The public health challenge has always been to achieve these goals and it is not easy. In 2019, STChealth created a national leadership organization called “30 for 2030 – Innovation in Immunization.” The invited members took on the challenge to not only meet the immunization goals in this plan but to exceed them using data as collected in state Immunization Information Systems (IIS). A significant opportunity was identified by this STC lead group—that we could overcome vaccine hesitancy and achieve higher goals if we could use data and target education, outreach and resources. Such was the start of the overall set of plans the members were developing.

Then the pandemic happened.
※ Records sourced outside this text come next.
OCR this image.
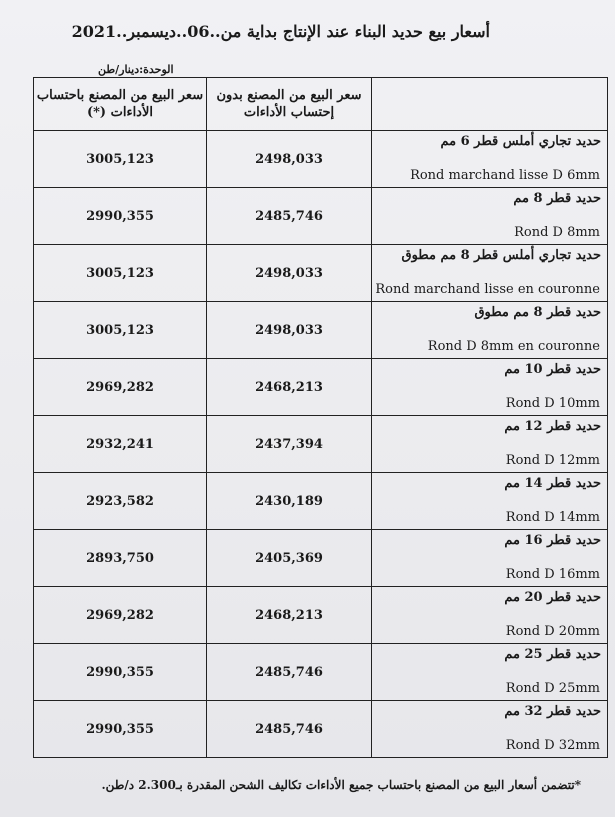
أسعار بيع حديد البناء عند الإنتاج بداية من..06..ديسمبر..2021
الوحدة:دينار/طن
سعر البيع من المصنع باحتساب الأداءات (*)	سعر البيع من المصنع بدون إحتساب الأداءات	
3005,123	2498,033	حديد تجاري أملس قطر 6 مم
Rond marchand lisse D 6mm

2990,355	2485,746	حديد قطر 8 مم
Rond D 8mm

3005,123	2498,033	حديد تجاري أملس قطر 8 مم مطوق
Rond marchand lisse en couronne

3005,123	2498,033	حديد قطر 8 مم مطوق
Rond D 8mm en couronne

2969,282	2468,213	حديد قطر 10 مم
Rond D 10mm

2932,241	2437,394	حديد قطر 12 مم
Rond D 12mm

2923,582	2430,189	حديد قطر 14 مم
Rond D 14mm

2893,750	2405,369	حديد قطر 16 مم
Rond D 16mm

2969,282	2468,213	حديد قطر 20 مم
Rond D 20mm

2990,355	2485,746	حديد قطر 25 مم
Rond D 25mm

2990,355	2485,746	حديد قطر 32 مم
Rond D 32mm
*تتضمن أسعار البيع من المصنع باحتساب جميع الأداءات تكاليف الشحن المقدرة بـ2.300 د/طن.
No one cared about traditional vaccines anymore, as the new COVID-19 vaccine was supposed to be the answer. Then the COVID-19 vaccine arrived. Todd Watkins, STChealth President, recently said, “As more vaccines became available, more who were standing are choosing simply not to line up at all.” For over 12 months with few options to continue routine child wellness check-ups or require immunizations for schools, the continuous COVID-19 vaccine news, vaccine hesitancy on social media and the spread of vaccine misinformation have created one more invisible barrier to any immunization.

World Immunization Week is an opportunity to refocus on all vaccines—not just the COVID-19 vaccine. But what will it take to overcome this vaccine fatigue? Will the STChealth 30 for Healthy People 2030 members be able to emphasize the importance of all vaccines in this new environment? Yes? Again, it will require using data. STChealth analytical systems can identify pockets of need for all immunizations. Our systems can monitor the effectiveness of programs the 30 for 2030 want to test, as one result of the pandemic is more real-time connections from providers and pharmacists to the IIS.

Exceeding the 2030 immunization goals is now more important than ever. And now there is just one more barrier to overcome. But, STC and our partners across the immunization ecosystem are up to the challenge.